285.Jedoch wo ſegeln wir? ſol Gluͤck’ und Zeit verrauchen?
Ein kluger Booßmann muß deß Wetters ſich gebrauchen.
Anton iſt zwar nunmehr durch unſer Hold beſig’t/
Und durch der Schoͤnheit-Reitz als ſchlaffend eingewigt.
Kan aber nicht ein Weſt auch bald ein Sturmwind werden?
290.Ein flatternd Hertze gleicht mit Wanckel-muth den Pferden/
Di ein geſchwancker Zaum bald recht-bald linckwerts lenckt.

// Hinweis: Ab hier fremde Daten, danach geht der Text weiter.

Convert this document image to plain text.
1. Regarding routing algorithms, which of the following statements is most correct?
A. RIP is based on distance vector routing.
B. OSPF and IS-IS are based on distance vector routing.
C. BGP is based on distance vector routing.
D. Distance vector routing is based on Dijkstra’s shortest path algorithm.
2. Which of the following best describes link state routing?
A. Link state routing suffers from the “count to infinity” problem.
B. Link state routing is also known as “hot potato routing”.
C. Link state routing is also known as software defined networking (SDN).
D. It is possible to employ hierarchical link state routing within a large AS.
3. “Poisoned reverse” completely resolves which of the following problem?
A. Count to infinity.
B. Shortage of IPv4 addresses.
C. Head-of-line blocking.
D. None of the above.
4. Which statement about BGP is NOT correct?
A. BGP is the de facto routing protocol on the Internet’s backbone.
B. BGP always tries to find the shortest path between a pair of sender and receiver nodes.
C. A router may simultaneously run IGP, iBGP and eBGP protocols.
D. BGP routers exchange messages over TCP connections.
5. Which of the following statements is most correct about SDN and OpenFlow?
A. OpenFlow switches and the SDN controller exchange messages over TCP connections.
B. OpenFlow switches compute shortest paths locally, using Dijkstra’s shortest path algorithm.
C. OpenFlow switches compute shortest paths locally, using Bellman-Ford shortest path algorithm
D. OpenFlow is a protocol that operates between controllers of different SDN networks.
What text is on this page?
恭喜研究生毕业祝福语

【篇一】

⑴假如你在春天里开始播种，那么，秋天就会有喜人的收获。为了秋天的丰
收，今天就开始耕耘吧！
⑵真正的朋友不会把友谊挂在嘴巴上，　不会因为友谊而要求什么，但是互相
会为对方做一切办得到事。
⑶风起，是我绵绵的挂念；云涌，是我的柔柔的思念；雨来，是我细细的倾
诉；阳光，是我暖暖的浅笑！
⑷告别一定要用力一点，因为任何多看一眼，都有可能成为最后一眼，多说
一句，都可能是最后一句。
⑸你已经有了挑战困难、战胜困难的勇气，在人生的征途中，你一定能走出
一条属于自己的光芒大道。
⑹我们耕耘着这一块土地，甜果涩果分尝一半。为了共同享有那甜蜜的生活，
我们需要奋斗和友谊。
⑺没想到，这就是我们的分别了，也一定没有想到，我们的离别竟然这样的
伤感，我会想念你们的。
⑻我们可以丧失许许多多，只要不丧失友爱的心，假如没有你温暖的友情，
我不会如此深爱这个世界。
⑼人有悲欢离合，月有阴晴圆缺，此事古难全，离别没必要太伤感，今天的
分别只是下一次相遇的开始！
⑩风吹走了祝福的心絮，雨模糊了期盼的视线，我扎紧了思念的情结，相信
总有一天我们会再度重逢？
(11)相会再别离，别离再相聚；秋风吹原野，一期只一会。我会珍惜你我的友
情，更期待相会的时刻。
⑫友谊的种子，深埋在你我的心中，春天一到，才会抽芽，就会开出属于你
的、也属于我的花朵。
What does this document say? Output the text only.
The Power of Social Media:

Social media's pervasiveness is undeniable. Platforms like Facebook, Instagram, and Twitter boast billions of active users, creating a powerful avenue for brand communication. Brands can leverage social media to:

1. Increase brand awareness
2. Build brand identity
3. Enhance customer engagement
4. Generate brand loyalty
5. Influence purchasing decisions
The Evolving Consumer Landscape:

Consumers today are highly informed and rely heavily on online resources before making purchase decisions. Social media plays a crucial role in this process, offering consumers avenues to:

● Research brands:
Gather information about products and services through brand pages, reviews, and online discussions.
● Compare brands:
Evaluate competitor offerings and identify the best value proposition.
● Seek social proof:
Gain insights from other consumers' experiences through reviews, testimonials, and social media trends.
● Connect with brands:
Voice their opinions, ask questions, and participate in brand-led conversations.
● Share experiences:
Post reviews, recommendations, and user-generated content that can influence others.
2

Der fuͤr zwei Stunden ihm di Ehr-ſucht eingeſenckt/
Kan/ eh’ Aurora wird di braunen Wellen kuͤſſen/
Jhm groͤßre Fantaſy in ſein Gebirne giſſen.
295.Di Natter/ di man gleich mit ſuͤſſer Milch zeicht groß/
Behaͤlt man dennoch nicht rechtſicher in der Schooß.
Man muß den giftgen Fleck von den Verleumbdungs-Pfeilen/
Di Wunden des Verdacht’s mit ſolchen Salben heilen:
Daß keine Narbe man/ kein Merckmal man nicht ſchaut.
300.Denn/ dem iſt nicht zu trau’n/ der gleichfals uns nicht traut.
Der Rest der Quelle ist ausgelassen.